I want to thank everyone who entered. It was great fun to read your entries and certainly provided food for thought. How is it that some people just can't get lucky with Oscar?

Here's a few fun bits from other contest entries. I didn't include any Julianne Moore quotes but you are correct in guessing that she was the most popular answer to this "i hate that they've never won!" query. Give or take Alfred Hitchock.

Robert on cinematographer Emmanuel Lubezki
He utilized only natural light with a constantly moving camera for a period epic, and not only were the results not a disaster, The New World ended up arguably the most beautiful film of 2005.

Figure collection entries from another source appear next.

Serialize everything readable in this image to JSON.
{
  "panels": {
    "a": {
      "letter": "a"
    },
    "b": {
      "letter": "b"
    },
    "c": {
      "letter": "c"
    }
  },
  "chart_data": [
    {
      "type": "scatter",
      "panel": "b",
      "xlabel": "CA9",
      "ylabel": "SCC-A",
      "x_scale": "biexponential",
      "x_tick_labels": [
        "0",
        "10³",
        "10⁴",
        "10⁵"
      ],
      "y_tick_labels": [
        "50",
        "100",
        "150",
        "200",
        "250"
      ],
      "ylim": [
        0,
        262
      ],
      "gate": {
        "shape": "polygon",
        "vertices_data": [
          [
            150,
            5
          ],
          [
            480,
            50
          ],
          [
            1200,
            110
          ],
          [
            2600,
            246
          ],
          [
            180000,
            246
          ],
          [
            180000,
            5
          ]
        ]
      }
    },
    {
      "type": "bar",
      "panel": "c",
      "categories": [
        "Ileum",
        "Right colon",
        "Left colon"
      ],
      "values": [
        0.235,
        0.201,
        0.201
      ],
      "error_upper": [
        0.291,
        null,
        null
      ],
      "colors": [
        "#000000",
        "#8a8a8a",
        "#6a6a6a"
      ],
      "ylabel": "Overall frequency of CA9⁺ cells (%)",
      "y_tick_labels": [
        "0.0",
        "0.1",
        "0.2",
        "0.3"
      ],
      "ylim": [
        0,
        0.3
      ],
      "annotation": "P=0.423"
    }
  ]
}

Joseph on Joan Allen (another popular answer to this question)
an Oscar for her heartbreaking turn as the resilient Elizabeth Proctor (The Crucible) would've been really nice...And might I add that she's also kind of awesome in Death Race!
Sean on cinematographer Roger Deakins
I even watch The Man Who Wasn't There on mute!
Erica on Peter O'Toole
Lawrence of Arabia, for crissakes. Oh, sure, he has an honorary one, but those are basically Hollywood's silent excuse, both acknowledging that 'you probably deserved it more than anyone else of any year ever, but now you're too old, so please enjoy this montage of better days'.